Collages, montages, découpages, détournements, écriture automatique, faisant feu de tous les absurdes, Dada à cent ans. Dans un monde entre deux guerres, pensé, organisé, où chacun marche au pas. Dans une atmosphère d'industrialisation galopante qui trace les contours de ses méfaits à venir, Dada leva le voile sur notre part de folie, cet impossible dont s'abreuvent les libertés. Opprimé sitôt exprimé, premier mouvement à recycler l'existant au mépris de son sens originel.
Peut être parce qu'il n'a pas produit d’œuvres emblématiques, Dada s'est vu partiellement occulté par les mouvements qui s'en sont inspirés, surréaliste, situationniste, punk. L’opacité de ses textes fondateurs, dont on trouve trace dans Courrier Dada, livre de Raoul Haussmann édité chez nous par Allia, n'arrange surement rien à ses difficultés de transmission.
Dada demande un effort, il ne se contemple pas, il se devine, il ne dicte pas, il suggère. En cet instant même je trahis Dada, puisque écrire sur Dada n'est pas Dada si ce n'est pas écrit en Dada. J'utilise des règles de logique, d'association de mots, de grammaire, de conjugaison, autant de choses auxquelles mon esprit a été soumis par assimilation. Je devrais découper ce foutu texte en morceaux, laisser la lame trancher au cœur des mots, jeter tout le bordel en l'air et que le hasard lui donne forme. Cela n'aurait peut être ni queue ni tête, peut être même que ce qui en sortirait serait le contraire de ce que je voulais dire, nous serions face à des idées venues de nulle part, déconcertés par des pensées qui ne sont pas les nôtres, qui n'auront, allez savoir, jamais été exprimées jusque là. Nous serions dans l'incompréhension. Obligés d'inventer de nouveaux chemins pour des dialectes hors gps. Le vertige de celui qui s'est perdu. Nous serions complétement Dada.
Dada est un mouvement par accident. Aucun de ses protagonistes ne souhaitant en partager le mérite, il est conflit d'égo. Chacun d'eux se proclame seul et unique Dada, désigne les autres, qui en font autant, comme étant au mieux des surréalistes, au pire des charlatans. Dada rend Dada. Et de se proclamer anti-Dada ceux qui se veulent les vrais Dada, puisque ainsi seulement ils se distinguent des Dada qui ne le sont que parce qu'ils le proclament. On le voit, l'affaire n'est pas mince.

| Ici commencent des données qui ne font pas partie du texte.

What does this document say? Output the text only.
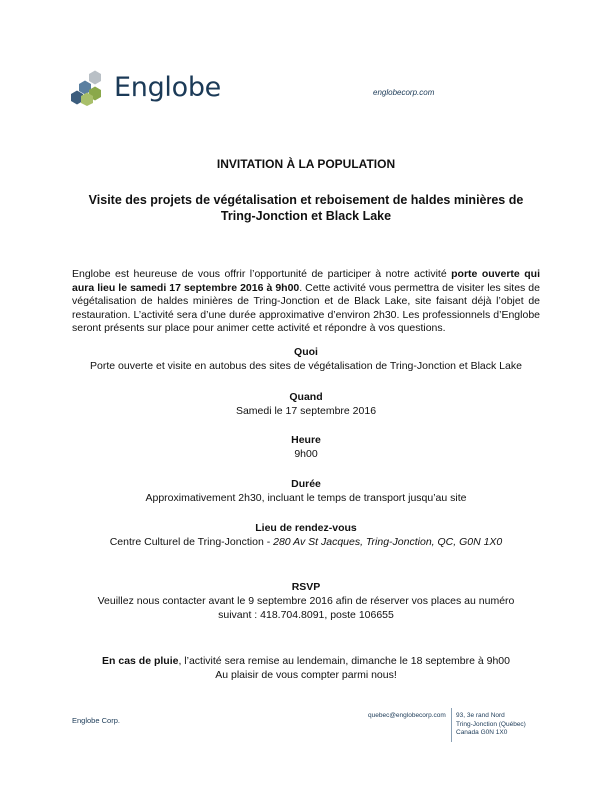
Englobe	englobecorp.com
INVITATION À LA POPULATION
Visite des projets de végétalisation et reboisement de haldes minières de Tring-Jonction et Black Lake
Englobe est heureuse de vous offrir l’opportunité de participer à notre activité porte ouverte qui aura lieu le samedi 17 septembre 2016 à 9h00. Cette activité vous permettra de visiter les sites de végétalisation de haldes minières de Tring-Jonction et de Black Lake, site faisant déjà l’objet de restauration. L’activité sera d’une durée approximative d’environ 2h30. Les professionnels d’Englobe seront présents sur place pour animer cette activité et répondre à vos questions.
Quoi
Porte ouverte et visite en autobus des sites de végétalisation de Tring-Jonction et Black Lake
Quand
Samedi le 17 septembre 2016
Heure
9h00
Durée
Approximativement 2h30, incluant le temps de transport jusqu’au site
Lieu de rendez-vous
Centre Culturel de Tring-Jonction - 280 Av St Jacques, Tring-Jonction, QC, G0N 1X0
RSVP
Veuillez nous contacter avant le 9 septembre 2016 afin de réserver vos places au numéro
suivant : 418.704.8091, poste 106655
En cas de pluie, l’activité sera remise au lendemain, dimanche le 18 septembre à 9h00
Au plaisir de vous compter parmi nous!
Englobe Corp.
quebec@englobecorp.com 93, 3e rand Nord
Tring-Jonction (Québec)
Canada G0N 1X0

De Suisse, d'Allemagne, de France, de New York, Dada observe avec un esprit anarchique la mise en place du nouvel ordre mondial, il se veut grain de sable zinzin dans le rouage. Coup de ciseaux dans le discours. Fenêtre sur le désordre. Dada n'a pas de principe, ne se projette pas dans un hypothétique avenir, ne cherche pas à bâtir une enclave, une pensée, une église. Dada n'est pas franc maçon. Dada veut détruire par overdose de négativité, il rejette l'idéal commun, vomit la pensée unique.
Depuis le Cabaret Voltaire à Zurich, Hugo Ball, Emmy Hennings, Marcel Janco, Tristan Tzara, depuis New York, Berlin et Paris, Man Ray, MarceL Duchamp, Hannah Höch, Max Ernst, Francis Picabia, Richard Huelsenbeck, André Breton, Raoul Haussmann, d'autres encore, fuient la postérité, revendiquent l'éphémère. Demain n'est pas. L'art est mort. Le scandale est vie. Dada est un souffle perfide. Une étincelle sans oxygène. Plus tard, on proclamera no future, do it yourself, destroy, slogans derrière lesquels vont se ranger tout ceux qui n'en comprendront ni le sens, ni la portée, ni l'origine. La nécessité lâche qui caractérise l'humain et son besoin d'ordre, d'uniformité, de simultanéité est le pire ennemi de Dada. C'est hélas ainsi qu'il sera transmis, l'insaisissable mis en bocal, l'éphémère momifié en musée. Pour que le con contemple, oublie d'inventer, de prendre part. D'être Dada.